From Microsoft's IEBlog: "Yes, IE7 has tabs." Good news, and about time. Tabs make inifinite sense when you want to work with multiple Web pages open at the same time. I hope the tabs are on top of the main content and not at the bottom, or at least that they're moveable to suit individual preferences. I also hope IE7 will implement Ctrl+Tab to move from one tab to the next, Ctrl+PgUp and Ctrl+PgDn to move back and forth among tabs, and Ctrl+T to open a new tab from the keyboard. Keyboard shortcuts sometimes get short shrift; those three ought to be standards, IMO.


Three Cool Firefox Extensions for Developers

If you design Web pages and write your own HTML/XHTML and CSS, or even if you're just interested in seeing how your favorite Web pages are put together, you'll probably find these tools as useful as I do.

Web Developer Extension
Chris Pederick's Web Developer Extension provides a whole range of useful little tools, many of them focused on helping you work with CSS. Among them is the ability to selectively disable CSS styles -- all styles, embedded styles, inline styles, linked styles, or even individual style sheets -- making it easy to see (and debug) the effect of each style. You can even interactively edit CSS styles and see the effect of your changes immediately, even on public pages. Other groups of tools in this extension help you work with forms and images, outline selected elements on the page, view information about the page, perform various validations, and more. You can find Web Developer Extension at chrispederick.com/work/firefox/webdeveloper/.

View Cookies
This nifty little extension, by Edwin Martin, adds a tab to the Firefox Page Info dialog on which you can view the name, value, domain, path, and scope (duration) of the cookies for any page you're viewing. Very useful when developing and debugging cookie-based pages. View Cookies is available for download from addons.mozilla.org/extensions/moreinfo.php?id=315.

When turned on, Aardvark outlines each page element as you pass over it with your mouse, showing you the associated element type such as div, p, td, h3, etc., along with its CSS class or ID info, if any. A set of keyboard shortcuts enable you to interact with the selected element in various ways. From Karmatics, Inc. at www.karmatics.com/aardvark/.

There are of course many other Firefox extensions, both for developers and for other uses, too. You can find an alphabetical list on mozilla.org at addons.mozilla.org/extensions/?application=firefox. Two that I'll be checking out soon include View Formatted Source and View Rendered Source. Look for them near the bottom of the Developer Tools list.

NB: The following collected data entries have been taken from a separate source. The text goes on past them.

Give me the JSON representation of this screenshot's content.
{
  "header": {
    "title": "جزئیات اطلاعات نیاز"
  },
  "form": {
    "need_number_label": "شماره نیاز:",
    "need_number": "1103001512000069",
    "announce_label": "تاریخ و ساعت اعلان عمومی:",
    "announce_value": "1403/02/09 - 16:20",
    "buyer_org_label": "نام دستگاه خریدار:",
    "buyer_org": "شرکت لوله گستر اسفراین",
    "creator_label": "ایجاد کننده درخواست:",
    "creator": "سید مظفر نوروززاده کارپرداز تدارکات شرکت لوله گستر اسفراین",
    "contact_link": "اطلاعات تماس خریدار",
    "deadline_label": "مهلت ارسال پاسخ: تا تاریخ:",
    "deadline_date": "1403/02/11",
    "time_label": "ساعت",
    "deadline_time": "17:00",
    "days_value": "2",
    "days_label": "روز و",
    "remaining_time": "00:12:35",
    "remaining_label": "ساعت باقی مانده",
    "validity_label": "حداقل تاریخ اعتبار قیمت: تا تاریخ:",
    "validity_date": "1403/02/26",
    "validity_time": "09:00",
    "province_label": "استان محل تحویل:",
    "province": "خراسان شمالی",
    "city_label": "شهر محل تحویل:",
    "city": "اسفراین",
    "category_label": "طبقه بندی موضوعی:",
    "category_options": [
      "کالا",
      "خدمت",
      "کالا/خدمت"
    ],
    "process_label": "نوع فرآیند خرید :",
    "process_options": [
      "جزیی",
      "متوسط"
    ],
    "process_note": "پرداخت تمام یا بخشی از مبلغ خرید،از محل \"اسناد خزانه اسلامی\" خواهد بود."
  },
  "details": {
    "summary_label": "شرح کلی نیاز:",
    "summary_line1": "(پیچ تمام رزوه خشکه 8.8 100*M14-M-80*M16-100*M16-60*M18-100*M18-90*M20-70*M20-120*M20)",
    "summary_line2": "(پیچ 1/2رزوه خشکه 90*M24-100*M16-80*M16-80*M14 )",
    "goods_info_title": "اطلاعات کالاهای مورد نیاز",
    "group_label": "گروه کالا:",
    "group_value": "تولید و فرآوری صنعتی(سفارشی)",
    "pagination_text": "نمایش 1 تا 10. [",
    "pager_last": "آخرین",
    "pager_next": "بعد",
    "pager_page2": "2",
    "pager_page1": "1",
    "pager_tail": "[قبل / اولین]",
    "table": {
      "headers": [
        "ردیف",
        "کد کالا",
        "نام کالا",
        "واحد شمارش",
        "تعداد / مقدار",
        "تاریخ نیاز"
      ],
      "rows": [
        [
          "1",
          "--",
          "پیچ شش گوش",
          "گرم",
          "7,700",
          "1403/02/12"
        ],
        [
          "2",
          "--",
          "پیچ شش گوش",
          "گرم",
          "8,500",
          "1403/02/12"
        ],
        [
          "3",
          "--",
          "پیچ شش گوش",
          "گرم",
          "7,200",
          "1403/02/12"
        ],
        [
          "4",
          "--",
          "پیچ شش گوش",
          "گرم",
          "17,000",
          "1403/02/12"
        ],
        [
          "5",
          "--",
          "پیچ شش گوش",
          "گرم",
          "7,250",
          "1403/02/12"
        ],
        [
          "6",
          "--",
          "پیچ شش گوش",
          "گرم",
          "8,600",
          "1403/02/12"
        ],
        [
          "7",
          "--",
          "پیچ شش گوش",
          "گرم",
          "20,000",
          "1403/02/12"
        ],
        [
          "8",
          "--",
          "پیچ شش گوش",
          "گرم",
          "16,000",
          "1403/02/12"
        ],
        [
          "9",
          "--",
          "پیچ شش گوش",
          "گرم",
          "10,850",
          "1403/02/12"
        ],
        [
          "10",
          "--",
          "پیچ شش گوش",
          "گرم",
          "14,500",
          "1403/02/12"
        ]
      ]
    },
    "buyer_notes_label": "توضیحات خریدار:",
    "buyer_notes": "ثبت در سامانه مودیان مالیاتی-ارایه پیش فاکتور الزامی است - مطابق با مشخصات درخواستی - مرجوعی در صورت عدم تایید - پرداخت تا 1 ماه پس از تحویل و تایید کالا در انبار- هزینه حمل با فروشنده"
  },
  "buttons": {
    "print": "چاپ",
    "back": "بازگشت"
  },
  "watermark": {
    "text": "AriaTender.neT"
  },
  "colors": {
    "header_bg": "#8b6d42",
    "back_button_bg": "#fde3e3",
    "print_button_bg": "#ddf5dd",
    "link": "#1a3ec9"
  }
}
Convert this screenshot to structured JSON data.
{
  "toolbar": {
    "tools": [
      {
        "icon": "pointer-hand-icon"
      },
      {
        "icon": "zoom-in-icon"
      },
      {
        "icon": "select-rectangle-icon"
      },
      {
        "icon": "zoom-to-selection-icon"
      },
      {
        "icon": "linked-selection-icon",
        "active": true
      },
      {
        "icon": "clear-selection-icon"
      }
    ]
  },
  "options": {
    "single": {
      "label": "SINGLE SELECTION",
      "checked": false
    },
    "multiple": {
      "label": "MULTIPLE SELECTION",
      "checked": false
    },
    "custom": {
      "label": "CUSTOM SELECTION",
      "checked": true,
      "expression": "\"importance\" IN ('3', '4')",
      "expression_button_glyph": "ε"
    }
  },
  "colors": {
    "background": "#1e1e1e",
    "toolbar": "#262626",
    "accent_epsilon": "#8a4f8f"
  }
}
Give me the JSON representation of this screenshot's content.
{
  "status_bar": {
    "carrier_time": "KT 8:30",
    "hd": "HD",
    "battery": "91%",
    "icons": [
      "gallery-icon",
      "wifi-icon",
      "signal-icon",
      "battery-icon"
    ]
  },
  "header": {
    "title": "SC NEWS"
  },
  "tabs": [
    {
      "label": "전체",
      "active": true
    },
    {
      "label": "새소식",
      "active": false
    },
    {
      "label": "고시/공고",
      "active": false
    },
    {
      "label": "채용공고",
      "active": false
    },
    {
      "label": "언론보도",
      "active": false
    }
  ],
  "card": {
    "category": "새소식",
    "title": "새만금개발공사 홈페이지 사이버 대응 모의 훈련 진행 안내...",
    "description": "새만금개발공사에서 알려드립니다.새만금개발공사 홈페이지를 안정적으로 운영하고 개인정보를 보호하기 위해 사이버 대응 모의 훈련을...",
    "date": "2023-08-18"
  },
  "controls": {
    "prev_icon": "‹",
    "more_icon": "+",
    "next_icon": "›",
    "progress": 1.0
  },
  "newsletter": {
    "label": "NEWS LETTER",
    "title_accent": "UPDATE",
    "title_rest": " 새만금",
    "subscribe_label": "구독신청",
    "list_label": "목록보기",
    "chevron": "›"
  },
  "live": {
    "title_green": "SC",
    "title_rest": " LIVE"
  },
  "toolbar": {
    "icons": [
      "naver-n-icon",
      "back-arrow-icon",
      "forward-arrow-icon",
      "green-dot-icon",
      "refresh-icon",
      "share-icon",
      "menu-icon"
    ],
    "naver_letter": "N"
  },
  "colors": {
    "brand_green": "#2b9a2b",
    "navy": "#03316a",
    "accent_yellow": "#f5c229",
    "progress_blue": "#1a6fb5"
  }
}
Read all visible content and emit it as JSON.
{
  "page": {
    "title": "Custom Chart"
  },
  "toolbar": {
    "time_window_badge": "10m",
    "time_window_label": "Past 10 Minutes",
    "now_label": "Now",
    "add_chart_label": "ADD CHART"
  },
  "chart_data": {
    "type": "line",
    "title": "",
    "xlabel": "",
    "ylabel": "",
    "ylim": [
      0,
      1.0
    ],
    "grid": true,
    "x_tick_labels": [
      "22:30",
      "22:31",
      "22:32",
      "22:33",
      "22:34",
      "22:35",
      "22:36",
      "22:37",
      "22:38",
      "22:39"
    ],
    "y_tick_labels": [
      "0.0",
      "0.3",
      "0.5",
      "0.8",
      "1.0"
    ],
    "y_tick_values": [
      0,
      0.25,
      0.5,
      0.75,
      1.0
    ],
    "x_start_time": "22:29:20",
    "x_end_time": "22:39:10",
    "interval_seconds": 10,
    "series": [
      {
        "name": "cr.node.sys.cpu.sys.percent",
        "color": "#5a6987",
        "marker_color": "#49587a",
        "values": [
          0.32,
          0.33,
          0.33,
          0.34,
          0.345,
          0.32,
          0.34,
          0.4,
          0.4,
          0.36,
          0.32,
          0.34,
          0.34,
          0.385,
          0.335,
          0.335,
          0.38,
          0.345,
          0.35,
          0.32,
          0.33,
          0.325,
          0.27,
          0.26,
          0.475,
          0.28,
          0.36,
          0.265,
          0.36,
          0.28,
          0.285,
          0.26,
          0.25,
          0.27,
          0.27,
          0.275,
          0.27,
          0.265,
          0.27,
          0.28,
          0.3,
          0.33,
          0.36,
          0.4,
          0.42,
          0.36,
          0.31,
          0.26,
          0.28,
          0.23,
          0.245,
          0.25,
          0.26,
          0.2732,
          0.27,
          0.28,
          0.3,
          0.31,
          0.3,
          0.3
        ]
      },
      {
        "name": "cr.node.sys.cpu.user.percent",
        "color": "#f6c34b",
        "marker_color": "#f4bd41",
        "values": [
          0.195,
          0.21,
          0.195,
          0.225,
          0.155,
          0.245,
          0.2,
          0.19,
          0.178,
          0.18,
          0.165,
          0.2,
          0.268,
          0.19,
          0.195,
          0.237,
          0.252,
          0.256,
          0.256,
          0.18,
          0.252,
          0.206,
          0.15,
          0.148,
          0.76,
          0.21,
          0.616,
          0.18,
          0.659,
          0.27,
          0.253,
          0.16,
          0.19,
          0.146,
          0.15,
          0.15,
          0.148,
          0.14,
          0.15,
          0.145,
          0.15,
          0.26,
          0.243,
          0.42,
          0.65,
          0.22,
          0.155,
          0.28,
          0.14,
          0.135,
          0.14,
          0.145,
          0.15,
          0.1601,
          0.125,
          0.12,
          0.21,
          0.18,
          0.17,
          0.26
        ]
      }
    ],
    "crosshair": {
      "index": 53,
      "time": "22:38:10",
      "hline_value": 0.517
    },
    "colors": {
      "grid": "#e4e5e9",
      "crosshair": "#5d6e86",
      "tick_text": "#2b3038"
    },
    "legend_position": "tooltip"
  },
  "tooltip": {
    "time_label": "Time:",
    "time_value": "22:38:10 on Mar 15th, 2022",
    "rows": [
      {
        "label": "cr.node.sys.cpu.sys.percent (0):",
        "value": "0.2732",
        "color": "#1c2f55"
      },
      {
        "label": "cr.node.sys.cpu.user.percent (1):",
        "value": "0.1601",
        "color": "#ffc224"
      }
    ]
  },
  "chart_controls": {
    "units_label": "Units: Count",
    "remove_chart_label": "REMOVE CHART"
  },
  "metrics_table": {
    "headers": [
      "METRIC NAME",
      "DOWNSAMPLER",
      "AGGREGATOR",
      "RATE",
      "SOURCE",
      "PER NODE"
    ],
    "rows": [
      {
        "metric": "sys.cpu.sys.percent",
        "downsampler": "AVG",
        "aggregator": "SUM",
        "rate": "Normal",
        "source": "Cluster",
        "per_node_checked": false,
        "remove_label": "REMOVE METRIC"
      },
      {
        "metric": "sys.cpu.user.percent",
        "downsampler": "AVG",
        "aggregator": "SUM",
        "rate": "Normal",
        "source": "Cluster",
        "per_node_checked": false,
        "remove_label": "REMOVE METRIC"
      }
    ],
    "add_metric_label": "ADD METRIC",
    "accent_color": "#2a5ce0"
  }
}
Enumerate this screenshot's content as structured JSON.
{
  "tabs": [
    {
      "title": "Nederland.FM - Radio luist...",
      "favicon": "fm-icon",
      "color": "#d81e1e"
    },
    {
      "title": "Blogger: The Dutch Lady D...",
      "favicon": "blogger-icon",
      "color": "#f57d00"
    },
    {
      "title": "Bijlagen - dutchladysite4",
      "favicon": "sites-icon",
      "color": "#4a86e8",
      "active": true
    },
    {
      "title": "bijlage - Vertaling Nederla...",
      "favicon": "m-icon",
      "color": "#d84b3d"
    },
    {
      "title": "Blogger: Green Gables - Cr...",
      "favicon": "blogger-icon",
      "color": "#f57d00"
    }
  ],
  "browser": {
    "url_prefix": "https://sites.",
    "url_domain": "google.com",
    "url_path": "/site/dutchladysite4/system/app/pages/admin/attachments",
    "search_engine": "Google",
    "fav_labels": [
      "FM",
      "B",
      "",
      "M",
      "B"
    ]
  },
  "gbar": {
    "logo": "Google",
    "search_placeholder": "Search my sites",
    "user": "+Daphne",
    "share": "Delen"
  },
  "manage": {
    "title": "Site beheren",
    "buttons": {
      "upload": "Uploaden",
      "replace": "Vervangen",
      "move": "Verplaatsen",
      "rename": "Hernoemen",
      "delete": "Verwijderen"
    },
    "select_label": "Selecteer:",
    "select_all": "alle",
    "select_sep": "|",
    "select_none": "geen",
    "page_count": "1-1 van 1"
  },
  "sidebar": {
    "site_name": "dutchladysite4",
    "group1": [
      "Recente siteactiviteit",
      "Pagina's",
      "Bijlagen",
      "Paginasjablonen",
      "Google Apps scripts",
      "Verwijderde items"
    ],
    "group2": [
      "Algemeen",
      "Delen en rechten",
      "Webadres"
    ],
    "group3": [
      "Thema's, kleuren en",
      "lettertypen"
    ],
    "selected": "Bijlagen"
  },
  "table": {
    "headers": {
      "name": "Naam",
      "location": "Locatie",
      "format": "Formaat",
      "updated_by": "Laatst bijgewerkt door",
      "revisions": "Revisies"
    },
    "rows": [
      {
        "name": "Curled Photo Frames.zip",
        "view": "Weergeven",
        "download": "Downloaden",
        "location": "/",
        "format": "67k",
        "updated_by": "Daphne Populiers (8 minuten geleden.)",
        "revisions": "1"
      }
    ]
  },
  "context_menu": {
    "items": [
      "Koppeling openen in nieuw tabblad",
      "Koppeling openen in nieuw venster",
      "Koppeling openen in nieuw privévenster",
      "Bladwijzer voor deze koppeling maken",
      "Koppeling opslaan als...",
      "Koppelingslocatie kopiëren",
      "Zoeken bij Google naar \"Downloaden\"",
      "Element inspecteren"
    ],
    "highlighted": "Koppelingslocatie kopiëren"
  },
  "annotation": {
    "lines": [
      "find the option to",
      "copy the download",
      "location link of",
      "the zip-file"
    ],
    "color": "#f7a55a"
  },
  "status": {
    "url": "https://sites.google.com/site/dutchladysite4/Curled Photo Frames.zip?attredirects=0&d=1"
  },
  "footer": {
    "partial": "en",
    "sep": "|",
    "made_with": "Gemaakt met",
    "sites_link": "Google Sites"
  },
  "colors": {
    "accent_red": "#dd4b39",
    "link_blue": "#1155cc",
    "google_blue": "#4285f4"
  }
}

Windows Installer 3.1 Redistributable (v2) Now Available

The Windows Installer 3.1 Redistributable is back as 3.1 (v2). This update fixes the problem described in KB #898628, Windows Installer fails silently when trying to update a file protected by Windows File Protection. The release notes for 3.1 (v2) are here, and the download link is here.


Windows Installer 3.1 Redistributable Temporarily Withdrawn

As reported last week by Stefan Krueger of InstallSite.org, Microsoft has temporarily withdrawn the Windows Installer 3.1 Redistributable due to issues discussed in knowledge base article #898628. The original post with a bit of follow-up discussion is here.

Firefox 1.0.4 now available

Firefox 1.0.4 is now available for download. This update fixes three recently publicized security issues. More information is available in today's mozillaZine article.


Firefox Security Advisory

Mozilla.org has posted a security advisory for two "potentially critical" vulnerabilities in its Firefox Web browser. The advisory suggests users temporarily disable JavaScript until a fix is published.